The leak to Politico of the United States Supreme Court’s draft majority opinion in Dobbs v. Jackson Women’s Health Organization, which would effectively overturn Roe v. Wade upon official release, is a dangerous departure from the centuries-held practice of allowing our nation’s highest Court to deliberate and interpret our constitutional freedoms without fear of incurring political coercion, retribution or violence.
The ensuing damage to the judiciary is likely to be long-lasting and extensive, reaching into our state courts as well.
To understand why this leak is such a serious threat to our democratic institutions, it’s important to consider the balance of power and how the United States Supreme Court is meant to function.
According to Alexander Hamilton in Federalist # 78, when the framers created the federal judiciary, one of the primary rationales for granting judges lifetime tenure was “to secure a steady, upright, and impartial administration of the laws.” Quoting Montesquieu, Hamilton added that "there is no liberty, if the power of judging be not separated from the legislative and executive powers.''
Leaks at the Supreme Court are extremely rare, and a leak of a full draft opinion might be unprecedented. Measures are taken to protect the secrecy of deliberation. Circulation of draft opinions are limited to the nine justices and their clerks (with every justice assigned four clerks). Clerks are prohibited from taking papers out of the Court. Clerks sign confidentiality pledges. Some justices will not use email to limit opportunity for their work to be forwarded to outside parties. This respect for secrecy is so paramount to the operations of the Court that the late Justice Antonin Scalia would tell his new clerks that he would ruin their careers if they leaked confidential material.

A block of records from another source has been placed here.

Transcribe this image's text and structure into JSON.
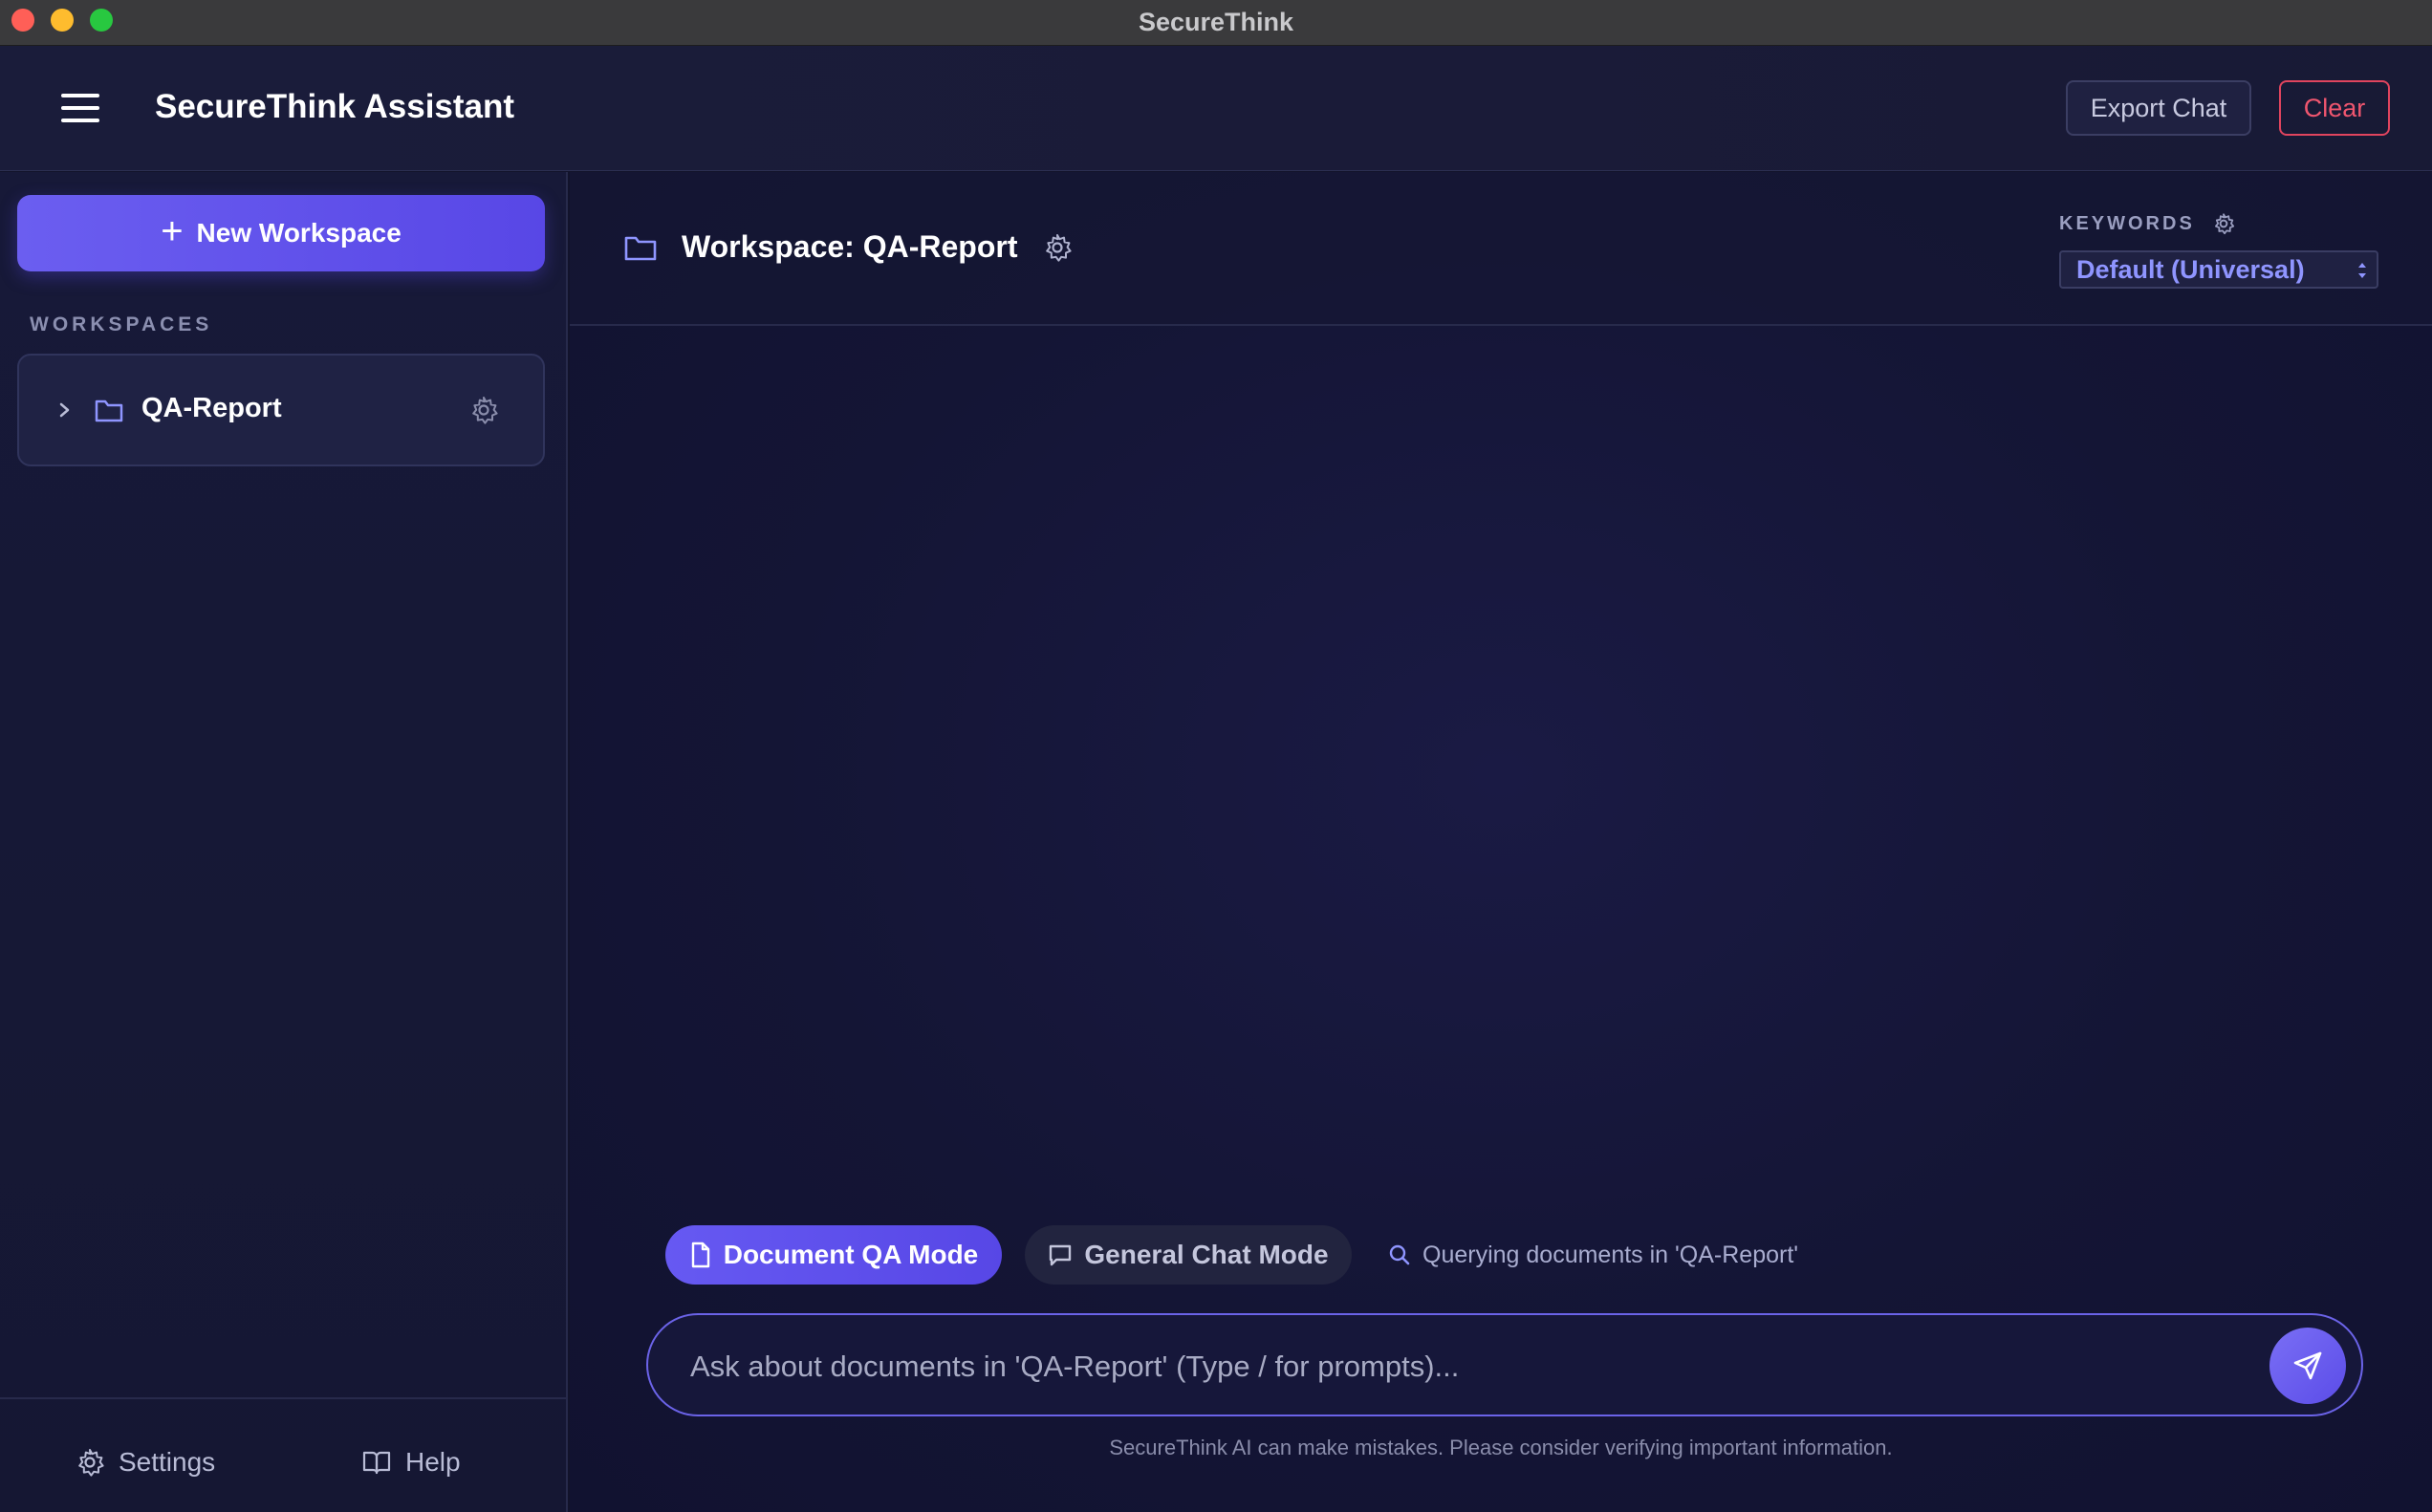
{
  "window": {
    "title": "SecureThink"
  },
  "header": {
    "title": "SecureThink Assistant",
    "export_label": "Export Chat",
    "clear_label": "Clear"
  },
  "sidebar": {
    "new_workspace_label": "New Workspace",
    "workspaces_heading": "WORKSPACES",
    "workspaces": [
      {
        "name": "QA-Report",
        "expanded": false
      }
    ],
    "footer": {
      "settings_label": "Settings",
      "help_label": "Help"
    }
  },
  "main": {
    "workspace_title": "Workspace: QA-Report",
    "keywords_label": "KEYWORDS",
    "keywords_selected": "Default (Universal)",
    "modes": {
      "active_label": "Document QA Mode",
      "inactive_label": "General Chat Mode",
      "status": "Querying documents in 'QA-Report'"
    },
    "input": {
      "placeholder": "Ask about documents in 'QA-Report' (Type / for prompts)...",
      "value": ""
    },
    "disclaimer": "SecureThink AI can make mistakes. Please consider verifying important information."
  },
  "colors": {
    "accent": "#5b4ce8",
    "danger": "#f0566f",
    "background": "#12132b"
  },
  "icons": [
    "menu-icon",
    "plus-icon",
    "chevron-right-icon",
    "folder-icon",
    "gear-icon",
    "book-icon",
    "document-icon",
    "chat-bubble-icon",
    "search-icon",
    "send-icon",
    "select-arrows-icon"
  ]
}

The typical course of a case involves briefing and arguments. These arguments start in October and can continue until April. Following the argument, justices meet in a private conference (no clerks or other staff) to hold a preliminary vote on each of the argued cases and to assign the writing of the Court’s majority opinion. If the chief justice is in the majority, he or she will assign the opinion. If not, then the most senior justice in the majority will assign the opinion. These opinions must be issued before the end of the Supreme Court’s term, which generally concludes in late June. The period between oral arguments in a case and the Court’s issuance of a decision is when the draft opinions are circulated.
Thus, the importance of absolute secrecy during this period is essential to insulating the justices from outside politicking during a time when their positions may be evolving. What justice would switch a vote during the drafting process if it were known immediately after conference who voted in what way? The Supreme Court speaks through written orders and opinions, and these need to be researched and drafted. This takes time. An attempt to write a majority opinion may expose flaws that were not necessarily evident after oral argument.
The perpetrator of this leak to Politico, assuming the leak was an intentional act, may have considered the legal question in this case to be more important than protecting the nature of the institution.
Perhaps the perpetrator harbors hope that political pressure will change a vote, lead Democrats in Congress to break the filibuster and pass statutory abortion rights before the official decision is issued, incite an attempt to “pack” the Supreme Court, or seek to maximize the political impact the impending decision may have on the forthcoming midterm elections. More ominously, this person is, in the very least, indifferent to violent threats being made by the public against justices of the majority. Barricades were put up around the perimeter of the Supreme Court almost immediately after the leak.
By compromising the Court’s secrecy, the leaker disrupted a process that protects our separation of powers and has risked reducing the Supreme Court to another political branch that can be influenced and lobbied just like the legislature and the executive. Each important decision would become more and more like what Supreme Court confirmations hearings are at their worst. This would be disastrous for the rule of law – creating the perception that each judicial decision is a mere political act worthy of respect only if it is in line with an individual’s personal views. Separation of powers is meant to limit the passions of the day and not to turn them loose on our institutions and society.
This may soon be a matter for the Michigan Supreme Court as well. Two lawsuits have been filed seeking to overturn a 1931 law banning abortion that could become effective if Roe is overturned. Even before the United States Supreme Court leak, political actors were applying pressure. If Roe is indeed overturned, the pressure on the Michigan Supreme Court will only intensify. Do we want a state judiciary process that allows insiders to release each successive draft opinion in almost real time and observe the various political actors tweet and lobby for their preferred changes? Or do we want a system where reason is paramount and judicial decisions are not viewed merely as the political whims of the judges or their political allies? The answer was obvious at America’s founding and remains so today.
Patrick J. Wright is the director of the Mackinac Center Legal Foundation.